I watched a preview of various parts.  What spectacular staging! I have never seen staging like this before. It may well be avant-garde but it is so out there that it is just something.

The parts that I listened to sounded well played under ZM and the singers sounded good.

I would like to know how well you rate this cycle? I am not after a comparison with other Ring cycles but just want your views of this amazing looking one. Thank you.


----------



## Pugg (Aug 8, 2014)

The man name is _Zubin Mehta_


----------



## ArtMusic (Jan 5, 2013)

Pugg said:


> The man name is _Zubin Mehta_


So that alone is good enough for you. I thought the preview clips sounded quite solid conducting.


----------



## Pugg (Aug 8, 2014)

ArtMusic said:


> So that alone is good enough for you. I thought the preview clips sounded quite solid conducting.

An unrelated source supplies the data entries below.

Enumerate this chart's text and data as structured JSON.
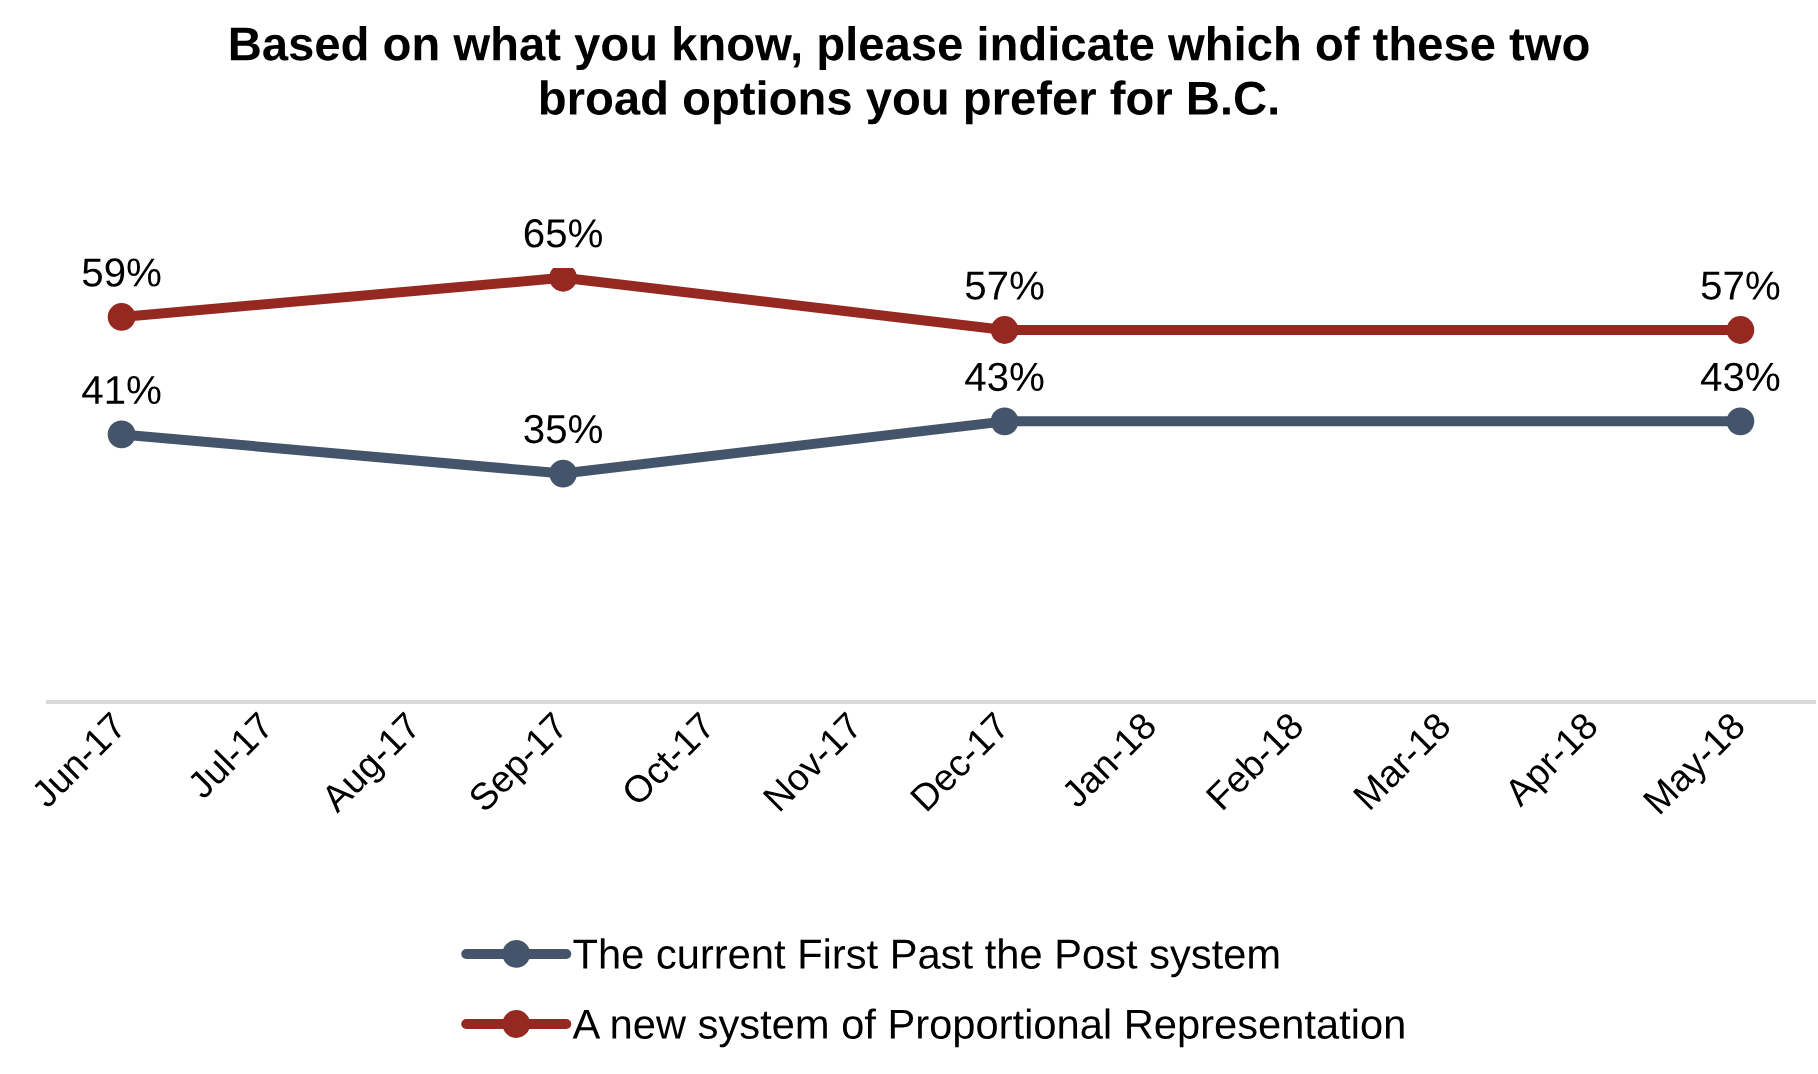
{
  "chart_data": {
    "type": "line",
    "title": "Based on what you know, please indicate which of these two\nbroad options you prefer for B.C.",
    "categories": [
      "Jun-17",
      "Jul-17",
      "Aug-17",
      "Sep-17",
      "Oct-17",
      "Nov-17",
      "Dec-17",
      "Jan-18",
      "Feb-18",
      "Mar-18",
      "Apr-18",
      "May-18"
    ],
    "series": [
      {
        "name": "The current First Past the Post system",
        "color": "#44546a",
        "x": [
          "Jun-17",
          "Sep-17",
          "Dec-17",
          "May-18"
        ],
        "values": [
          41,
          35,
          43,
          43
        ],
        "value_labels": [
          "41%",
          "35%",
          "43%",
          "43%"
        ]
      },
      {
        "name": "A new system of Proportional Representation",
        "color": "#962822",
        "x": [
          "Jun-17",
          "Sep-17",
          "Dec-17",
          "May-18"
        ],
        "values": [
          59,
          65,
          57,
          57
        ],
        "value_labels": [
          "59%",
          "65%",
          "57%",
          "57%"
        ]
      }
    ],
    "tick_labels": "x",
    "grid": false,
    "legend": "bottom",
    "marker": "circle",
    "line_style": "solid"
  }
}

Let the moderator change your O.P that's my point.
I never heard it and don't want to , there's so much Rings one can have.


----------



## SixFootScowl (Oct 17, 2011)

I voted the last choice even though I know who Wagner is (I have Meistersinger), have heard of the Ring (a series of strange operas), and have heard of Zubin Mehta (but wasn't sure if he was a violinist or what). At any rate, I have little interest in Wagner beyond Meistersinger excepting perhaps the Dutchman if I came across it at a garage sale or something. As for the Ring cycle you have posted, it looks like Martians or something.


----------



## Don Fatale (Aug 31, 2009)

I have this DVD set and I liked some aspects like the projections, but I strongly dislike some other aspects, such as the infamous cherry pickers, and poor Brunnhilde's outfit which does nothing to flatter her. I guess it's due for another watch.


----------



## DarkAngel (Aug 11, 2010)

Some of the stage set designs are very clever and visually well thought out, the opening Rheingold nymphs in water cubes with back projections.....fabulous










The depiction of Valhalla as a human net of suspended performers that breaks apart at Ring conclusion is brilliant!










*but*

Did not like the costumes in general especially brunhilde, other stage sets visually were not nearly as well handled as those two examples, singing average at best, so overall a very mixed bag for me with hints of true inspiration


----------



## Pugg (Aug 8, 2014)

DarkAngel said:


> Some of the stage set designs are very clever and visually well thought out, the opening Rheingold nymphs in water cubes with back projections.....fabulous
> 
> 
> 
> ...


Wagner would be turning is his grave is he saw this


----------